The label must be a valid IDNA A-label (further restricted as described in Part II below).

Specially note the: The ASCII label must consist entirely of letters (alphabetic characters a-z)

This immediately forbids any full numerical, as well as in fact any digit, including at end, except for IDN TLDs, the one with the form xn--something.

Note that someone asked directly ICANN about this, and got the following reply, shown at https://domaingang.com/domain-news/icann-applicant-handbook-this-is-why-we-cannot-have-numeric-gtlds/ :

Please note Numeric TLD’s were prohibited in the first round of applications. The prohibition on numeric gTLDs in the applicant guidebook (http://newgtlds.icann.org/en/applicants/agb) derives from a number of technical concerns regarding the ability of such domains to operate properly. Domain names are often used in place where other kinds of identifiers may be used like IP addresses.

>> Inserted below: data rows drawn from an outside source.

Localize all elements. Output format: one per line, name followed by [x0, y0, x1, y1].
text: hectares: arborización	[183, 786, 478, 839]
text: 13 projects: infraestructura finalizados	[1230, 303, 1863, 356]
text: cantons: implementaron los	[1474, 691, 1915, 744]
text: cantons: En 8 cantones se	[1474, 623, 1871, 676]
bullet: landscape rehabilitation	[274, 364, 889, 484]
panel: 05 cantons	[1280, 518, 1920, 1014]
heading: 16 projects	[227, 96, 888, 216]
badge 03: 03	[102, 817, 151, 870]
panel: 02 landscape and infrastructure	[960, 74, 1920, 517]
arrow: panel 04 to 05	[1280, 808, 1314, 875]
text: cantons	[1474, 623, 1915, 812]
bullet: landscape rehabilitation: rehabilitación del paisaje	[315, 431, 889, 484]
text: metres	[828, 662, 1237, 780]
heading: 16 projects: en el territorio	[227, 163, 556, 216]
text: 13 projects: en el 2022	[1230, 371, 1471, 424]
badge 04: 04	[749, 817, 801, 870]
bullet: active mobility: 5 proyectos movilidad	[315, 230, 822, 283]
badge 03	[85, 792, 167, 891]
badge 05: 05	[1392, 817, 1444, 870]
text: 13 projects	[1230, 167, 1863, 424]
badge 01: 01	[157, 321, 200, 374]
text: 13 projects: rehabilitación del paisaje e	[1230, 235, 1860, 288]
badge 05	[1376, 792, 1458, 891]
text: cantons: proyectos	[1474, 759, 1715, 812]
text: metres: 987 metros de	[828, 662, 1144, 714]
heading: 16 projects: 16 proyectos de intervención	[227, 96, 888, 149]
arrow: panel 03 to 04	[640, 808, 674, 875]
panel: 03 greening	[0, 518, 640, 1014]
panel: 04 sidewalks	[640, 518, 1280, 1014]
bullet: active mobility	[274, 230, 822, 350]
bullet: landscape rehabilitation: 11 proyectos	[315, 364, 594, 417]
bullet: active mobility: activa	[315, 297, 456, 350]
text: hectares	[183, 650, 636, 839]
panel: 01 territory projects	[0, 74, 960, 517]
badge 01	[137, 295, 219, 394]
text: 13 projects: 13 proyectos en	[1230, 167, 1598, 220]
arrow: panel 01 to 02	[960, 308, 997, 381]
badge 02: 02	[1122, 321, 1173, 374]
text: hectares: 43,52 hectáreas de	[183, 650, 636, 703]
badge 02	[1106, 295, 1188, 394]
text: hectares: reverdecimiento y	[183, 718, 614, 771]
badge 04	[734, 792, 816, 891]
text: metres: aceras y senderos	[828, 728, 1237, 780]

The fact that a TLD is all alphabetic is often a key determinant for software in identifying a domain name. If a TLD such as “.123” were allowed, you could have a domain name of “” which would be difficult to discriminate from an IP address “”. There are also other considerations: some technical standards documentation states that TLDs will be alphabetical, which has been codified as an assumption in software also.

The limitation in the AGB to alphabetic characters was designed to limit these scenarios that means such TLDs are not likely to work well in software, as well as limit potential security issues that may result from the same issues.